The following discussion is an archived debate of the proposed deletion of the article below. Please do not modify it. Subsequent comments should be made on the appropriate discussion page (such as the article's talk page or in a deletion review). No further edits should be made to this page.

The result was Keep -- Chrislk02 (Chris Kreider) 14:03, 9 March 2007 (UTC)[reply]

Slovio[edit]

Slovio (edit | talk | history | protect | delete | links | watch | logs | views) – (View log)

A constructed language. No evidence of notability, seems to be part of a walled garden of articles relating to Mark Hucko, some of which are already deleted, e.g. Wikipedia:Articles for deletion/Multi-level cosmology. Article is completely unsourced, presumably original research. Guy (Help!) 20:32, 3 March 2007 (UTC)[reply]

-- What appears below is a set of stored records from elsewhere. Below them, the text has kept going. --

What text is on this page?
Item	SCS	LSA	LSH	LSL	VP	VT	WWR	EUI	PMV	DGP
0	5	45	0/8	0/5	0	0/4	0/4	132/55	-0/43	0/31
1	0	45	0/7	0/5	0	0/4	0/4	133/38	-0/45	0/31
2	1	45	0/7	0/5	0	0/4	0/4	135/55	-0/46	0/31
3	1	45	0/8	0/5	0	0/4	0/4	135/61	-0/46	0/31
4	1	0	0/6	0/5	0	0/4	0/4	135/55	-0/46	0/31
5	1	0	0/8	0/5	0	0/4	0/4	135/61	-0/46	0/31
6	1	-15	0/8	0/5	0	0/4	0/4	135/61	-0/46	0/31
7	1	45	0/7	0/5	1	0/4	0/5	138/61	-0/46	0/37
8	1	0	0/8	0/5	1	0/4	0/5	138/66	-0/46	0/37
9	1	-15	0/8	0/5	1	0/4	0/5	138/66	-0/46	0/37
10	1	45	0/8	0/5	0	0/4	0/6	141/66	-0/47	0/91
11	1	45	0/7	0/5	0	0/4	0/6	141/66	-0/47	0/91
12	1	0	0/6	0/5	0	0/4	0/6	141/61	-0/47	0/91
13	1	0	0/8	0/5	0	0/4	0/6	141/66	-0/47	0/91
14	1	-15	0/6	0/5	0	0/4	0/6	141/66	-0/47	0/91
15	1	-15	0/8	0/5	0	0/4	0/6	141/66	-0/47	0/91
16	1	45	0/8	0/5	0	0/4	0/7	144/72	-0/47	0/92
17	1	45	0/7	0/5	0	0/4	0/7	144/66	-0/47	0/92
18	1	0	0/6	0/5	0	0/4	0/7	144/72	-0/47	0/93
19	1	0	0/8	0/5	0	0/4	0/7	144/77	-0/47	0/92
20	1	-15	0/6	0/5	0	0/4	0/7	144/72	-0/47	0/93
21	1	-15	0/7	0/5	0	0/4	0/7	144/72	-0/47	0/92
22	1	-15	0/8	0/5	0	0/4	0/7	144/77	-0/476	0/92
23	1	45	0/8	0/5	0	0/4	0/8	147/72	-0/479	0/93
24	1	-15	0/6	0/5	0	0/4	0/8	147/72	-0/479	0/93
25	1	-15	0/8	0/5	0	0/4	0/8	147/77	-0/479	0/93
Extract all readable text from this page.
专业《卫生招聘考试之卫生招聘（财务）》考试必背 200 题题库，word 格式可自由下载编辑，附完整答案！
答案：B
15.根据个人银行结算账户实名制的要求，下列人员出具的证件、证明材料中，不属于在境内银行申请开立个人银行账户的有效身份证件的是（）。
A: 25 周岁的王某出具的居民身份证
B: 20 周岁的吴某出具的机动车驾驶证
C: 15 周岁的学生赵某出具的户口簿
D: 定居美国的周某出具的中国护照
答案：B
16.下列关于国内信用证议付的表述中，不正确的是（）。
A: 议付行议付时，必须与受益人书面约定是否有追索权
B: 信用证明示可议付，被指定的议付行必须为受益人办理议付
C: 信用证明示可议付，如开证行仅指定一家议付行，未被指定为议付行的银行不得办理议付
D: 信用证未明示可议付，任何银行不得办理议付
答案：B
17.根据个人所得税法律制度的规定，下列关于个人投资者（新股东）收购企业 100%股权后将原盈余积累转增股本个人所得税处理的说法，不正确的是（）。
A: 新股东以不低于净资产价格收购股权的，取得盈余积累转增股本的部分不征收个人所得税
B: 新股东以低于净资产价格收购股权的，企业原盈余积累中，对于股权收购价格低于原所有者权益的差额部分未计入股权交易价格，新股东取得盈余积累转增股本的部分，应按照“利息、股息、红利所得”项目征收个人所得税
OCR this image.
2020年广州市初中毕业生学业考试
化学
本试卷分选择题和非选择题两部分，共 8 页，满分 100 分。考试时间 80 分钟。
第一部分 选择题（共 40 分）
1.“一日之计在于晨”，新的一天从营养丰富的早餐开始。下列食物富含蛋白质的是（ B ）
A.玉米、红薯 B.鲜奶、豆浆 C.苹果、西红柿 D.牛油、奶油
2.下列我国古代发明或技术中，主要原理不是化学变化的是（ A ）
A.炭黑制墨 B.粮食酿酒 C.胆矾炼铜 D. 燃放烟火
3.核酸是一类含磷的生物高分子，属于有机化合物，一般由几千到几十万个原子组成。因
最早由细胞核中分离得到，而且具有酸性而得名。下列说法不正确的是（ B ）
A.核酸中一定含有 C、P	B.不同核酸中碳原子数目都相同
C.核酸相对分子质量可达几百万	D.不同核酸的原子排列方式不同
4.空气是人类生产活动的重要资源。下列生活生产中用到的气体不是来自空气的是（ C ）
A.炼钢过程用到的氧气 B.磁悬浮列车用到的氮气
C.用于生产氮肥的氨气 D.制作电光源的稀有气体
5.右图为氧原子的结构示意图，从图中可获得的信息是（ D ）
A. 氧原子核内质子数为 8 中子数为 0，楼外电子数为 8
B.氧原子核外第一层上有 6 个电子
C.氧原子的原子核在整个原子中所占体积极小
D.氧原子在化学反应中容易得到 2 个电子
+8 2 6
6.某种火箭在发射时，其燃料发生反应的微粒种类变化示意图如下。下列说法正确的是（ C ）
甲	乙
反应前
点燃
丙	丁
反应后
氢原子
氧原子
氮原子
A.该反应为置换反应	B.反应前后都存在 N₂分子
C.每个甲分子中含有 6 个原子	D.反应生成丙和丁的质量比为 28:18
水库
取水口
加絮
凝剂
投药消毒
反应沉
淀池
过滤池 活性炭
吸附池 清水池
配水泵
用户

  • The first link is short overview of grammar, the second link is a very NN website. Pavel Vozenilek 15:56, 4 March 2007 (UTC)[reply]
  • Notability does not require that the sources themselves be notable, only that they be reliable. -- Black Falcon 18:36, 4 March 2007 (UTC)[reply]
  • Comment WP:N requires the sources be non-trivial. I'd argue the omniglot article is trivial, as it's nothing but a short overview, and is nothing but an internet website. A non-trivial source, by contrast, would be a mention in a published book or magazine. I haven't found any in a google books search. Also, "non-trivial" would mean saying more than just "here is a constructed language we found on the internet." In this case, though, if there is something like a medium (newspaper, even bulletin board system) where writers seriously USE Slovio, I can see that making this article notable. Basically, let's try to prove that someone other than Mark Hucko finds this language useful. Davidicke 21:16, 7 March 2007 (UTC)[reply]
  • I will readily admit that the article has/had notability concerns, but disagree with some of your statements above. Like you, I too prefer physically-published or publishable materials (books, journals, news) over websites. But, an internet website, as long as it reliable, is still a source. I believe the overview in the Omniglot page satisfies "non-triviality" because Slovio is the page's primary (nay, sole) focus. A trivial overview would be limited to: "Slovio is a constructed language invented by Mark Hucko.". It may be appropriate to merge this article into Mark Hucko, or vice versa, but I view that to be an editorial issue, which I would rather leave to those articles' talk pages and their editors (who are probably more specialised in matters related to constructed languages and their inventors). -- Black Falcon 21:37, 7 March 2007 (UTC)[reply]
WP:MADEUP. And from WP:N, "A topic is notable if it has been the subject of secondary sources. Such sources must be reliable, independent of the subject and independent of each other. The depth of coverage of the subject by the source must be considered. If the depth of coverage is not substantial, then multiple independent sources should be cited to establish notability. Trivial, or incidental coverage of a subject by secondary sources is not sufficient to establish notability." Thus, I would like to see more than an Omniglot overview. But I agree with you that merge into Mark Hucko might work, if Mark Hucko is notable himself at all. Davidicke 18:09, 8 March 2007 (UTC)[reply]
  • On the other hand, Omniglot also lists many alphabets for languages that were created by visitors to this site (an aspect of Omniglot, that I absolutely dislike) and still wouldn't qualify for Wikipedia; but Slovio does not belong to them, of course. — N-true 01:55, 5 March 2007 (UTC)[reply]
The above discussion is preserved as an archive of the debate. Please do not modify it. Subsequent comments should be made on the appropriate discussion page (such as the article's talk page or in a deletion review). No further edits should be made to this page.